結末は、歴史の示す通りで、それでも、最後、氏直よかったじゃん、からのアレは辛かった。
そうだったんだ、知らなかった…。

ということで、これが、ざっと各代の印象なんですが、冒頭にお伝えした通り、北条氏、見直しましたねぇ。

元々、秀吉、家康、信玄あたりはあまり良い印象を持っていなかったので、それはそのまま(いやむしろ、悪いほうに伸びた)なんですが、謙信もちょっとイメージが悪くなりましたねぇ。
謙信にも「義」はあったものの、その「義」は天皇や将軍の下に拘ったものであったのに対し、北条の「義」はあくまでも民の暮らしに寄り添ったもの。

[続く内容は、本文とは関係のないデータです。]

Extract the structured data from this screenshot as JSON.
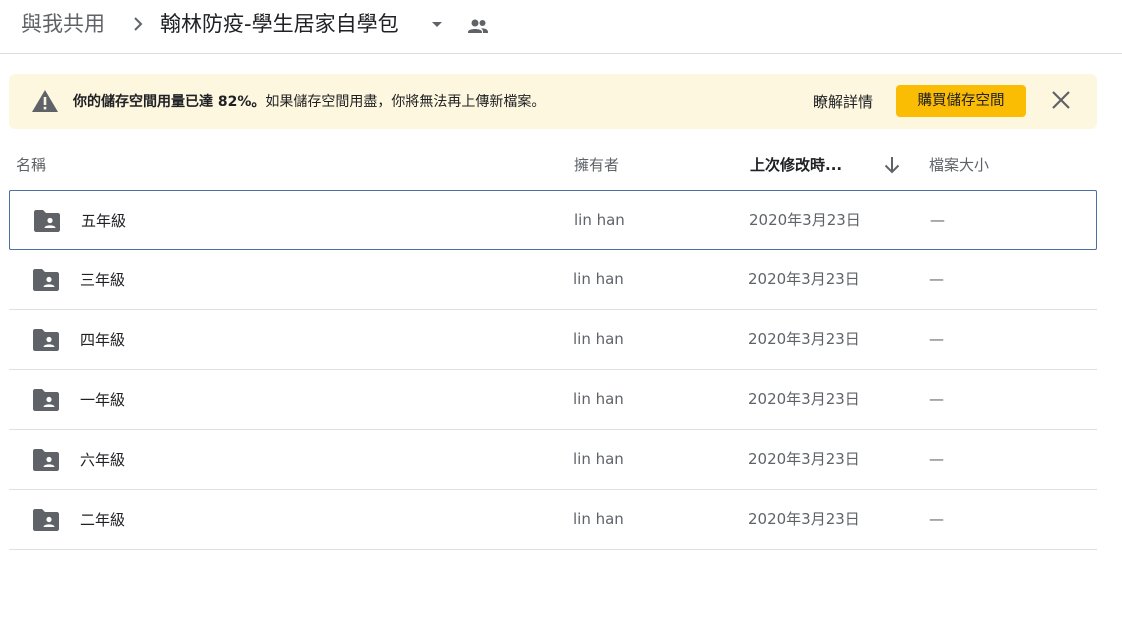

まあ、見る角度と描かれ方によって違ってくるのでしょうけど、他がどうこうというよりも、北条はすごく領民に寄り添った「義」を以て、関東を治めていこうとしていたのだなぁということがわかり「関東に住んでいる皆さん、もっと北条を評価したほうがいいですよ」という気持ちでいっぱいになりました。(勝手に評価されていないと思っているだけで、本当はとても評価されているのかもしれない)
今後の映像作品での北条氏に対する目も変わりますねぇ。

そうそう、北条氏の映像作品ってどうなのかなぁ、と思ってググってみたところ、小田原市が「北条五代を大河ドラマに!」ということで、力を入れてるんですね。
しかし、現在の署名人数が15,000人は少なすぎでしょう!?
署名することで、大河ドラマを作ってもらえるかどうかはさておき、小田原というか関東の方は協力してあげていいんじゃないでしょうか。
私、オンライン署名もできるということで、署名しておきました。
よくわかんないですけど、頑張って、大河ドラマ化してもらいましょう。
ただ、5代一挙は駆け足すぎる気がするので、まずは、初代 北条早雲あたりでどうでしょう。
妄想がすぎますね。

ここで、ふと思ったのが「上杉謙信を主人公にした映像作品ってなくね?」です。
「天と地と」とかあるんですけど、そういうのではなくて、上杉謙信ただ一人が主人公の映像作品って無い気がするんですが、そんなことないですかね?
で、その理由で思ったのが「奥さんがいないこと」かなぁ、と。
これ、もしや、結構、映像作品化するのに、大事だったりするかもしれない。
謙信公、生涯独身を貫きましたからねぇ。
映像作品化する時に、ロマンスないのが、ちと厳しいのかもしない。
…などと、かなり勝手なことを書いてしまいました、すいません。

脱線しましたが、元に戻しましょう。

というわけで、今回も愚にもつかないレビュー(レビューになってない)になりましたが、急逝された火坂雅志先生の遺志を継いで、伊東潤先生が一つの作品として世に出していただけたというところで胸熱なのに、中身も胸熱な本作、是非、読んでみてください。
とりあえず、関東在住の方は読まないとダメでしょう。
北条氏を見直してください。

さあ、少し北条氏に対する知見を得たので、いい加減、小田原城に行こう。
鶴岡八幡宮も行こう。
箱根湯本にあるという金湯山早雲寺も行こう。

本作を未完の作品にせず、完成させて世に出してくれた伊東潤先生には感謝です。
火坂雅志先生も喜んでらっしゃるんじゃないでしょうか。

歴史には浪漫がある。

(※1)この疑問については、なんと、著者の伊東潤先生ご本人から回答をいただけました。
以下、原文のままです。
「氏康が日向国まで行ったことは史実ではありません。火坂さんの設定を引き継いだので、そうせざるを得なかったわけです。自分だったら、大名家の当主が冒険の旅に出かけるという設定はやらなかったです。」
伊東先生、貴重なお話、ありがとうございました。